Danielle Mor, The Jewish Agency vice president of Israel and Global Philanthropy, hosted our group in Chaim Weizmann Hall, where Chaim Weizmann was sworn in as the first president of Israel in 1948. Yehuda Sharf, director of the Aliyah, Absorption and Special Operations Unit, spoke to our group; and then I presented the gift to Yehuda and Danielle.
They were extremely touched. “You are more than friends of Israel. You are family!” Yehuda told us, and then he gave me a big hug. It was a moving moment. Danielle then presented me with a beautiful framed plaque in recognition of the gift. It commended The Friends of Israel for its support, which facilitates the successful return of Jewish people to the land of Israel.
Included on the inscription of the plaque is a verse from Jeremiah 32:41: “I will rejoice in doing them good, and I will plant them in this land in faithfulness, with all my heart and all my soul.” Danielle pointed out that in all of the Hebrew Scriptures, this is the only place where God says He will perform something with all of His heart and soul.

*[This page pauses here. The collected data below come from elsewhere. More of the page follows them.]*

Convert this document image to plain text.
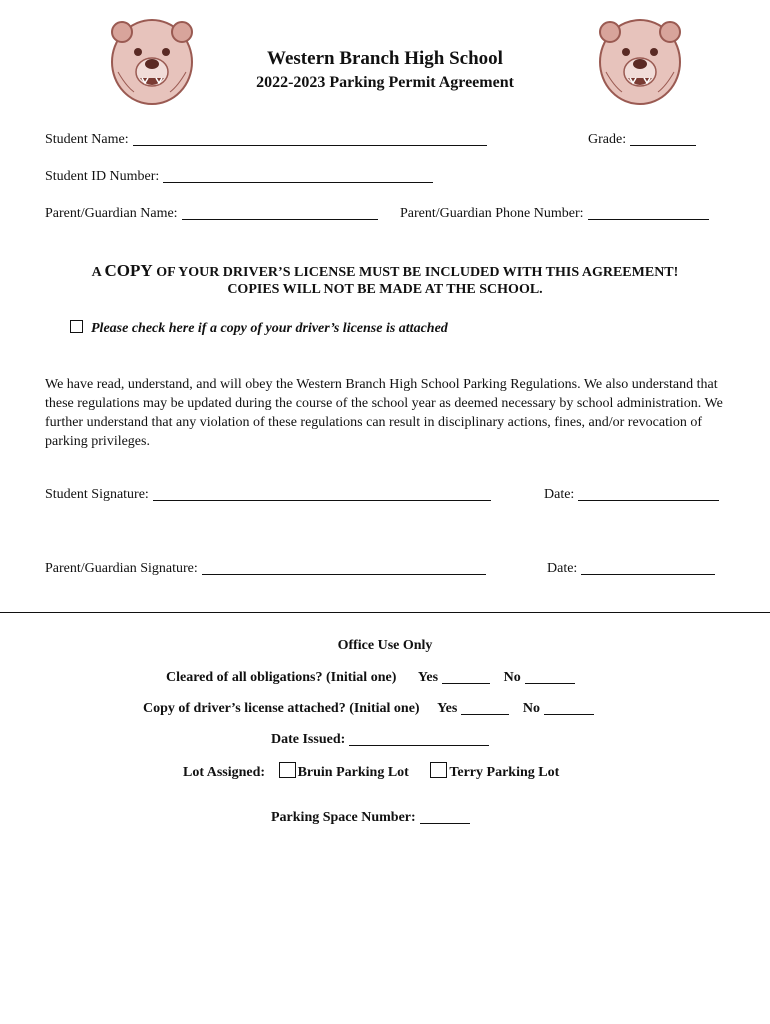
Western Branch High School
2022-2023 Parking Permit Agreement
Student Name:	Grade:
Student ID Number:
Parent/Guardian Name:	Parent/Guardian Phone Number:
A COPY OF YOUR DRIVER’S LICENSE MUST BE INCLUDED WITH THIS AGREEMENT!
COPIES WILL NOT BE MADE AT THE SCHOOL.
Please check here if a copy of your driver’s license is attached
We have read, understand, and will obey the Western Branch High School Parking Regulations. We also understand that these regulations may be updated during the course of the school year as deemed necessary by school administration. We further understand that any violation of these regulations can result in disciplinary actions, fines, and/or revocation of parking privileges.
Student Signature:	Date:
Parent/Guardian Signature:	Date:
Office Use Only
Cleared of all obligations? (Initial one) Yes	No
Copy of driver’s license attached? (Initial one) Yes	No
Date Issued:
Lot Assigned: Bruin Parking Lot	Terry Parking Lot
Parking Space Number:
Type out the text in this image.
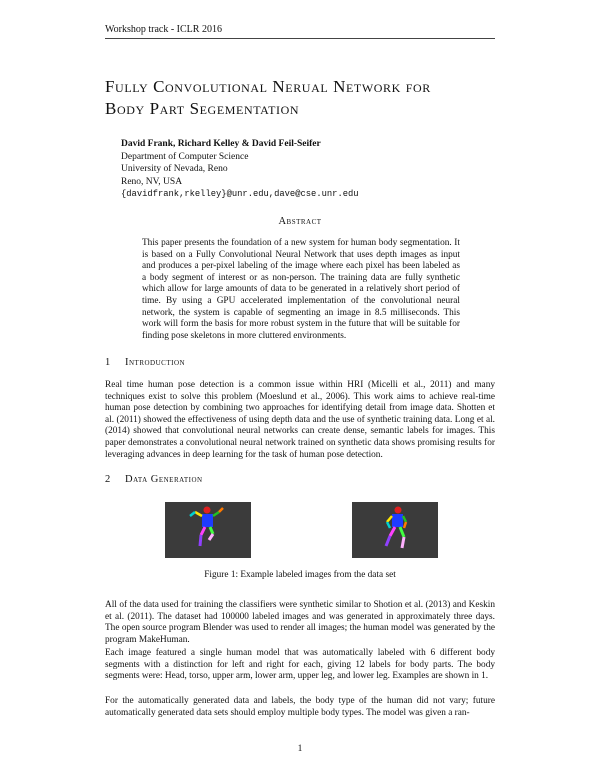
Workshop track - ICLR 2016
Fully Convolutional Nerual Network for
Body Part Segementation
David Frank, Richard Kelley & David Feil-Seifer
Department of Computer Science
University of Nevada, Reno
Reno, NV, USA
{davidfrank,rkelley}@unr.edu,dave@cse.unr.edu
Abstract
This paper presents the foundation of a new system for human body segmentation. It is based on a Fully Convolutional Neural Network that uses depth images as input and produces a per-pixel labeling of the image where each pixel has been labeled as a body segment of interest or as non-person. The training data are fully synthetic which allow for large amounts of data to be generated in a relatively short period of time. By using a GPU accelerated implementation of the convolutional neural network, the system is capable of segmenting an image in 8.5 milliseconds. This work will form the basis for more robust system in the future that will be suitable for finding pose skeletons in more cluttered environments.
1 Introduction
Real time human pose detection is a common issue within HRI (Micelli et al., 2011) and many techniques exist to solve this problem (Moeslund et al., 2006). This work aims to achieve real-time human pose detection by combining two approaches for identifying detail from image data. Shotten et al. (2011) showed the effectiveness of using depth data and the use of synthetic training data. Long et al. (2014) showed that convolutional neural networks can create dense, semantic labels for images. This paper demonstrates a convolutional neural network trained on synthetic data shows promising results for leveraging advances in deep learning for the task of human pose detection.
2 Data Generation
Figure 1: Example labeled images from the data set
All of the data used for training the classifiers were synthetic similar to Shotion et al. (2013) and Keskin et al. (2011). The dataset had 100000 labeled images and was generated in approximately three days. The open source program Blender was used to render all images; the human model was generated by the program MakeHuman.
Each image featured a single human model that was automatically labeled with 6 different body segments with a distinction for left and right for each, giving 12 labels for body parts. The body segments were: Head, torso, upper arm, lower arm, upper leg, and lower leg. Examples are shown in 1.
For the automatically generated data and labels, the body type of the human did not vary; future automatically generated data sets should employ multiple body types. The model was given a ran-
1
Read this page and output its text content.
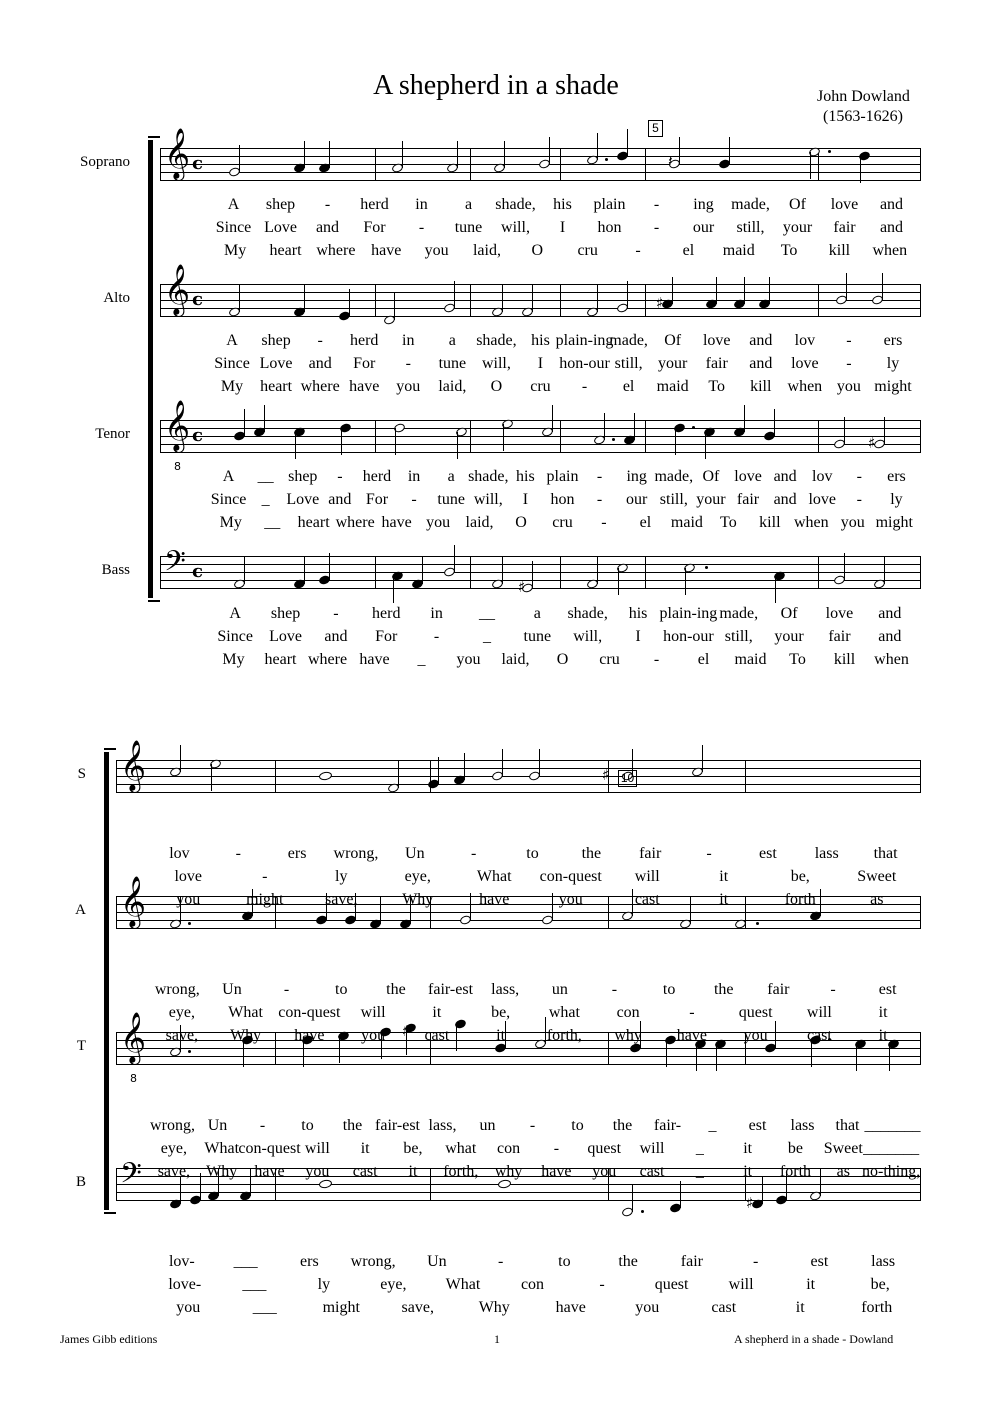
A shepherd in a shade	John Dowland
(1563-1626)
Soprano 𝄞 c	𝄽
Alto 𝄞 c	♯
Tenor 𝄞
8
c	♯
Bass 𝄢 c
♯
5
A shep - herd in a shade, his plain - ing made, Of love and
Since Love and For - tune will, I hon - our still, your fair and
My heart where have you laid, O cru -	el maid To kill when
A shep - herd in a shade, his plain-ing
made, Of love and lov - ers
Since Love and For - tune will, I hon-our still, your fair and love - ly
My heart where have you laid, O cru - el maid To kill when you might
A __ shep - herd in a shade, his plain - ing made, Of love and lov - ers
Since _ Love and For - tune will, I hon - our still, your fair and love - ly
My __ heart where have you laid, O cru - el maid To kill when you might
A shep - herd in __ a shade, his plain-ing made, Of love and
Since Love and For -	_ tune will, I hon-our still, your fair and
My heart where have _ you laid, O cru - el maid To kill when
S 𝄞	♯
A 𝄞
T 𝄞
8
♯
B 𝄢
♯
10
lov	-	ers wrong, Un	-	to	the fair	-	est lass that
love	-	ly	eye,	What con-quest will	it	be,	Sweet
you	might	save,	Why	have	you	cast	it	forth	as
wrong, Un	-	to the fair-est lass, un	-	to the fair	-	est
eye, What con-quest will	it	be, what con	-	quest will	it
save, Why have you cast	it	forth, why have you cast	it
wrong, Un - to the fair-est lass, un - to the fair- _ est lass that _______
eye, What con-quest will it be, what con - quest will _ it be Sweet _______
save, Why have you cast it forth, why have you cast _ it forth as no-thing,
lov- ___	ers wrong, Un	-	to	the	fair	-	est	lass
love-	___	ly	eye, What	con	-	quest	will	it	be,
you	___	might	save,	Why	have	you	cast	it	forth
James Gibb editions	1	A shepherd in a shade - Dowland
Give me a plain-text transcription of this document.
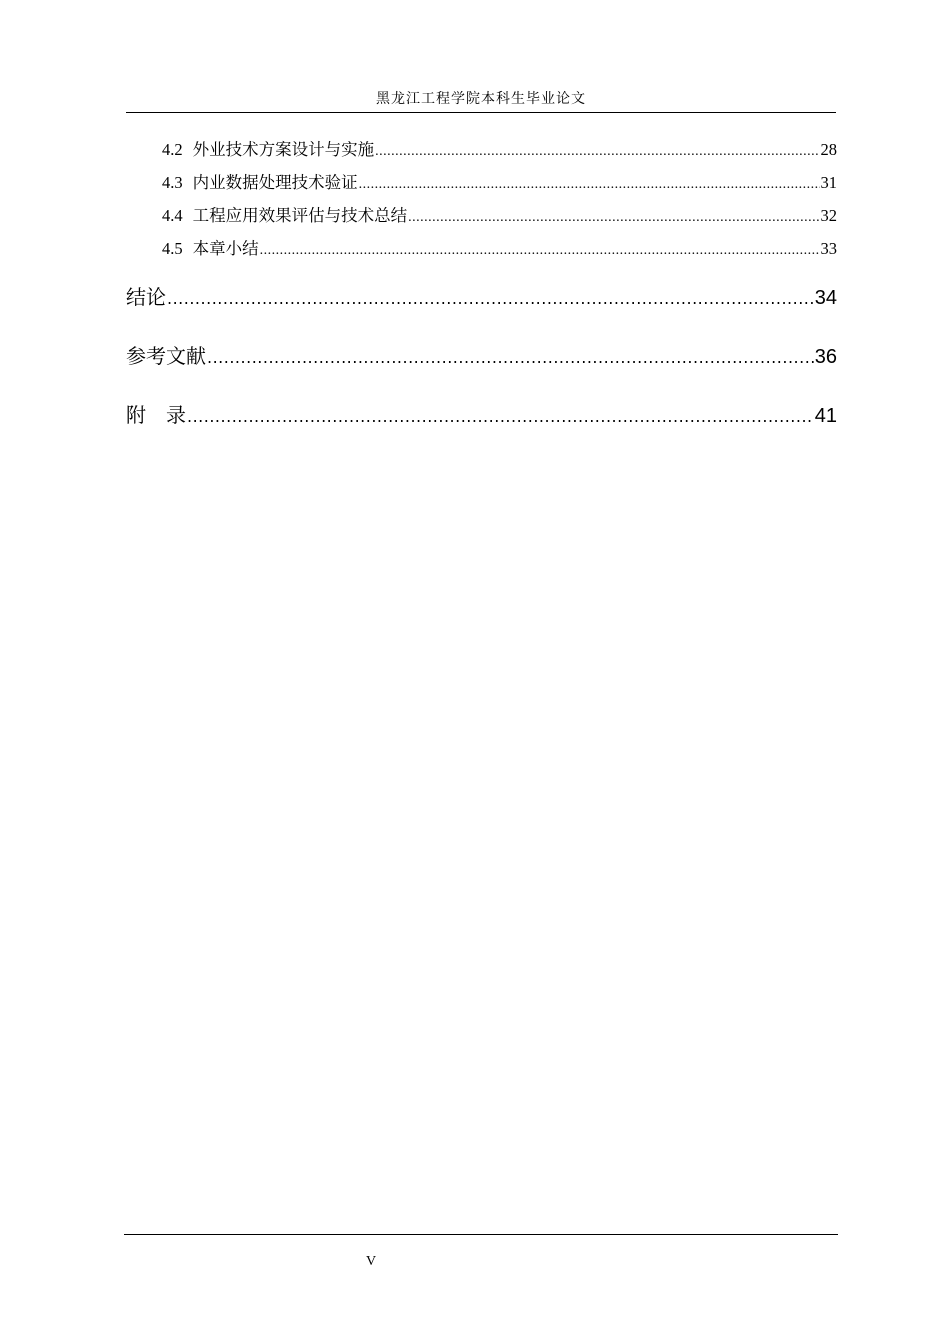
黑龙江工程学院本科生毕业论文
4.2 外业技术方案设计与实施 .....	28
4.3 内业数据处理技术验证 .....	31
4.4 工程应用效果评估与技术总结 .....	32
4.5 本章小结 .....	33
结论 .....	34
参考文献 .....	36
附　录 .....	41
V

In Deuteronomy we are commanded to love and serve the Lord our God with all of our hearts and souls (11:13; 30:6). It is natural that God instructs us to give all of ourselves—heart and soul—to loving and serving Him. God asks for our very best effort, and He doesn’t want us to give ourselves to any other god. As the Creator of this universe, He is right to expect nothing less. When we give our hearts and souls, we hold nothing back, demonstrating our total commitment to the Lord.
But what does it mean for God to say He will do something with all of His heart and soul? It indicates that He is committed to the task with everything He has. Such commitment reveals the importance God places on the promised event. It is a certainty that He will faithfully fulfill His promise.
In the context of Jeremiah 32:41, the Lord declares that He will gather the Jewish people from the places where He has scattered them and return them to the land of Israel. After returning them to the land, God promises to give them a new heart and an everlasting covenant, and He promises not to turn away from doing good for them. He will plant them in the land of Israel, never to be uprooted again.
God’s declaration that He will perform these tasks with all of His heart and all of His soul shows the importance He places on bringing the Jewish people back to the Promised Land and planting them there. He regards it as a work of highest priority.
I believe we are fortunate to be witnessing and supporting the gathering and return of the Jewish people to the land of Israel. God has not rejected the descendants of Abraham, Isaac, and Jacob. Israel’s future is secure because the Lord has promised to make it secure, and He has done so with all of His heart.